Use case steps are written in an easy-to-understand structured narrative using the vocabulary of the domain.

Use case scenarios are an instance of a use case, representing a single path through the use case. Thus, there may be a scenario for the main flow through the use case and other scenarios for each possible variation of flow through the use case (for example, representing each option).

Preparing to Develop Portal Server Use Cases

When developing use cases for your portal, keep the following elements in mind:

Example Use Case: Authenticate Portal User

Table 3–1 describes a use case for a portal user to authenticate with the portal.

Table 3–1 Use Case: Authenticate Portal User

Item 

Description 

Priority 

Must have. 

Context of Use 

Only authenticated end-users are allowed to gain access to the portal resources. This access restriction applies to all portal resources, including content and services. This portal relies on the user IDs maintained in the corporate LDAP directory. 

Scope 

The portal end-users identify themselves only once for a complete online session. In the case that an idle time-out occurs, the users must reidentify themselves. If the portal end-user identification fails more often than a specified amount of allowed retries, access to the intranet should be revoked or limited (deactivated) until a system administrator reactivates the account. In this case, the portal end-user should be advised to contact the authorized person. The identified portal end-users are able to access only the data and information that they are authorized for. 

Primary User 

Portal end-user. 

Special Requirements 

None. 

Stakeholders 

Portal end-user. 

Preconditions 

The portal end-user:

  • is an authorized user.

  • has a standard corporate LDAP user ID. The LDAP user ID must be provided to each employee.

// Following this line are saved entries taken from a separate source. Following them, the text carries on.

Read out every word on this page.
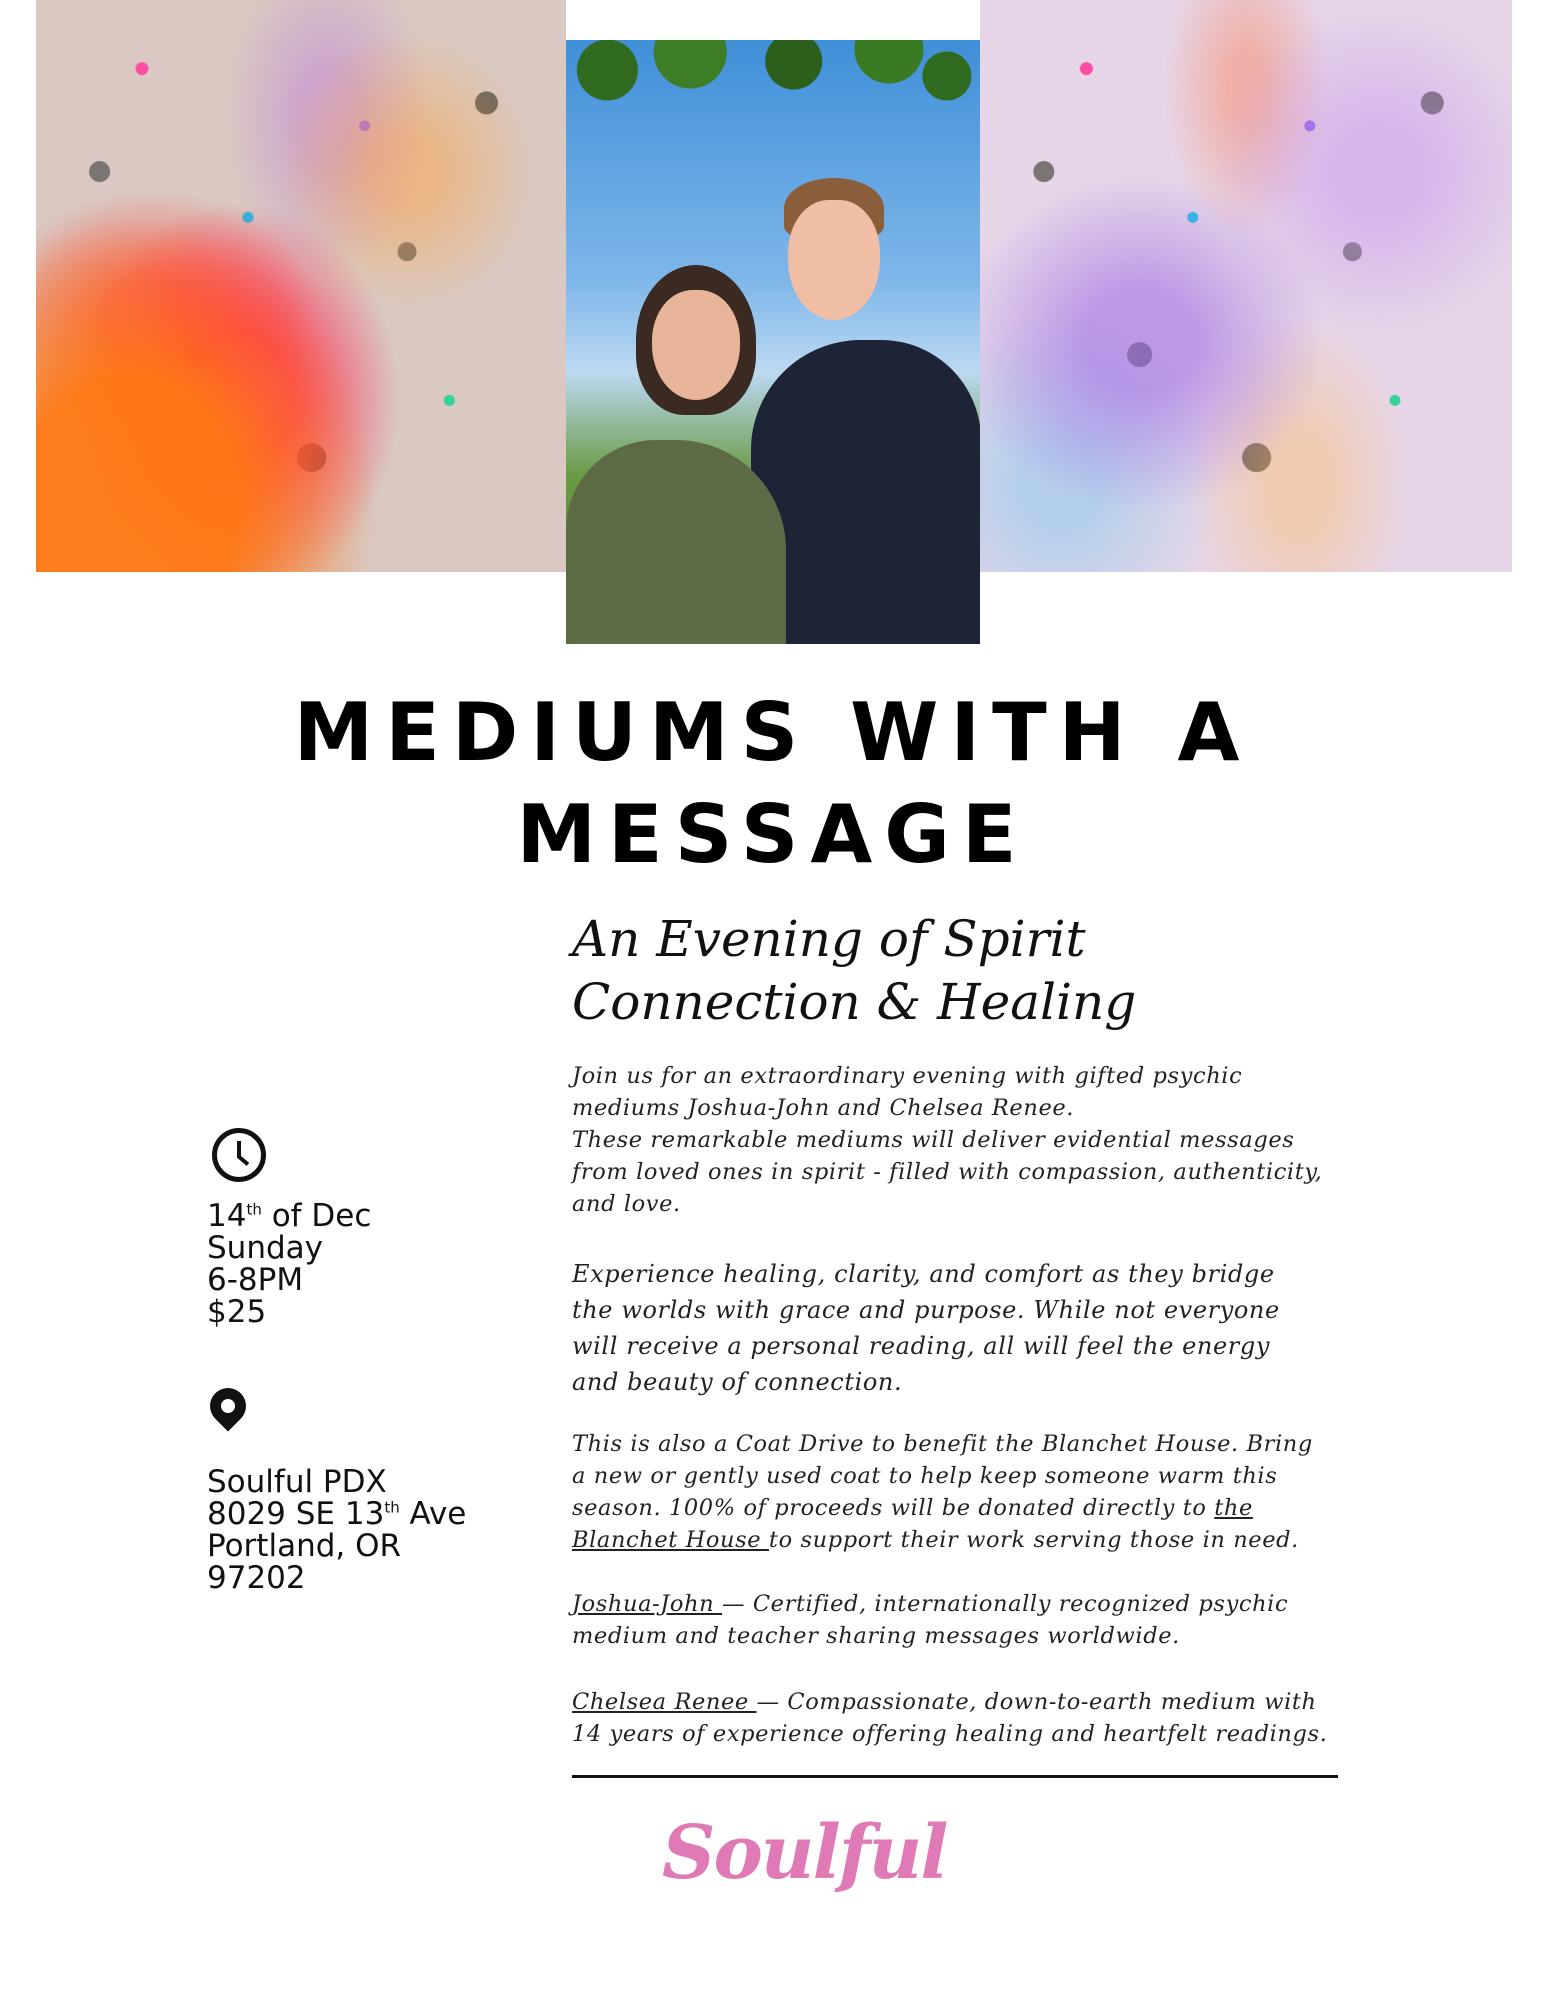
MEDIUMS WITH A
MESSAGE
An Evening of Spirit
Connection & Healing
Join us for an extraordinary evening with gifted psychic
mediums Joshua-John and Chelsea Renee.
These remarkable mediums will deliver evidential messages
from loved ones in spirit - filled with compassion, authenticity,
and love.
Experience healing, clarity, and comfort as they bridge
the worlds with grace and purpose. While not everyone
will receive a personal reading, all will feel the energy
and beauty of connection.
This is also a Coat Drive to benefit the Blanchet House. Bring
a new or gently used coat to help keep someone warm this
season. 100% of proceeds will be donated directly to the
Blanchet House to support their work serving those in need.
Joshua-John — Certified, internationally recognized psychic
medium and teacher sharing messages worldwide.
Chelsea Renee — Compassionate, down-to-earth medium with
14 years of experience offering healing and heartfelt readings.
Soulful
14th of Dec
Sunday
6-8PM
$25
Soulful PDX
8029 SE 13th Ave
Portland, OR
97202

  • has an authorized LDAP entry.

  • has access to the corporate intranet.

  • does not have a guest account.

Minimal Guarantees 

Friendly customer-centric message. Status—with error message indicating whom to call. 

Success Guarantees 

Presented with Portal Desktop home page. Authentication. Entitlement. Personal information. 

Trigger 

When any portal page is accessed and the end-user is not yet logged in. 

Description 

  1. End-user enters the portal URL.

  2. If the customization parameter [remember login] is set, then automatically login the user and provide a session ID.

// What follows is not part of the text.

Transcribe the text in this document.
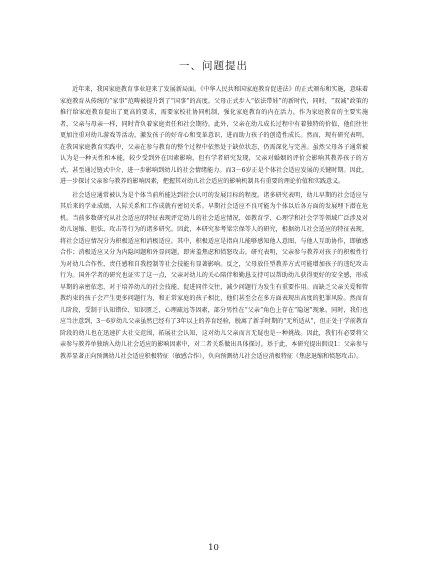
一、问题提出

近年来，我国家庭教育事业迎来了发展新局面。《中华人民共和国家庭教育促进法》的正式颁布和实施，意味着家庭教育从传统的“家事”范畴被提升到了“国事”的高度。父母正式步入“依法带娃”的新时代，同时，“双减”政策的推行给家庭教育提出了更高的要求，需要家校社协同机制，强化家庭教育的内在活力。作为家庭教育的主要实施者，父亲与母亲一样，同时背负着家庭责任和社会期待。此外，父亲在幼儿成长过程中有着独特的价值，他们往往更加注重对幼儿游戏等活动，激发孩子的好奇心和变革意识，进而助力孩子的创造性成长。然而，现有研究表明，在我国家庭教育实践中，父亲在参与教育的整个过程中依然处于缺位状态，仍需深化与完善。虽然父母各子通常被认为是一种天性和本能，较少受到外在因素影响，但有学者研究发现，父亲对婚姻的评价会影响其教养孩子的方式，甚至通过链式中介，进一步影响到幼儿的社会情绪能力。而3－6岁正是个体社会适应发展的关键时期。因此，进一步探讨父亲参与教养的影响因素，把握其对幼儿社会适应的影响机制具有重要的理论价值和实践意义。

社会适应通常被认为是个体当前所能达到社会认可的发展目标的程度。诸多研究表明，幼儿早期的社会适应与其后来的学业成绩、人际关系和工作成就有密切关系。早期社会适应不良可能为个体以后各方面的发展埋下潜在危机。当前多数研究从社会适应的特征表现评定幼儿的社会适应情况，如教育学、心理学和社会学等领域广泛涉及对幼儿退缩、胆怯、攻击等行为的诸多研究。因此，本研究参考梁宗保等人的研究，根据幼儿社会适应的特征表现，将社会适应情况分为积极适应和消极适应。其中，积极适应是指向儿能够感知他人意图、与他人互助协作，即敏感合作；消极适应又分为内隐问题和外显问题，即害羞焦虑和愤怒攻击。研究表明，父亲参与教养对孩子的积极性行为对幼儿合作性、责任感和自我控制等社会技能有显著影响。反之，父母放任型教养方式可能增加孩子的违纪攻击行为。国外学者的研究也证实了这一点，父亲对幼儿的关心陪伴和勤恳支持可以帮助幼儿获得更好的安全感，形成早期的亲密依恋，对于培养幼儿的社会技能，促进同伴交往，减少问题行为发生有重要作用。而缺乏父亲关爱和管教约束的孩子会产生更多问题行为，和正常家庭的孩子相比，他们甚至会在多方面表现出高度的犯罪风险。然而育儿阶段，受制于认知错位、知识匮乏、心理疏远等因素，部分男性在“父亲”角色上存在“隐退”现象。同时，我们也应当注意到，3－6岁幼儿父亲虽然已经有了3年以上的养育经验，脱离了新手时期的“无所适从”，但正处于学前教育阶段的幼儿也在迅速扩大社交范围，拓展社会认知，这对幼儿父亲而言无疑也是一种挑战。因此，我们有必要将父亲参与教养单独纳入幼儿社会适应的影响因素中，对二者关系做出具体探讨。基于此，本研究提出假设1：父亲参与教养显著正向预测幼儿社会适应积极特征（敏感合作），负向预测幼儿社会适应消极特征（焦虑退缩和愤怒攻击）。

10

  3. If first time user, prompt for LDAP user ID and password.

  4. End-user enters previously assigned user ID and password.

  5. Information is passed to Access Manager for validation.

  6. If authentication passes, assign session ID and continue.

  7. If authentication fails, display error message, return end-user to login page; decrement remaining attempts; if preset attempts exceed limit, notify user and lock out the account.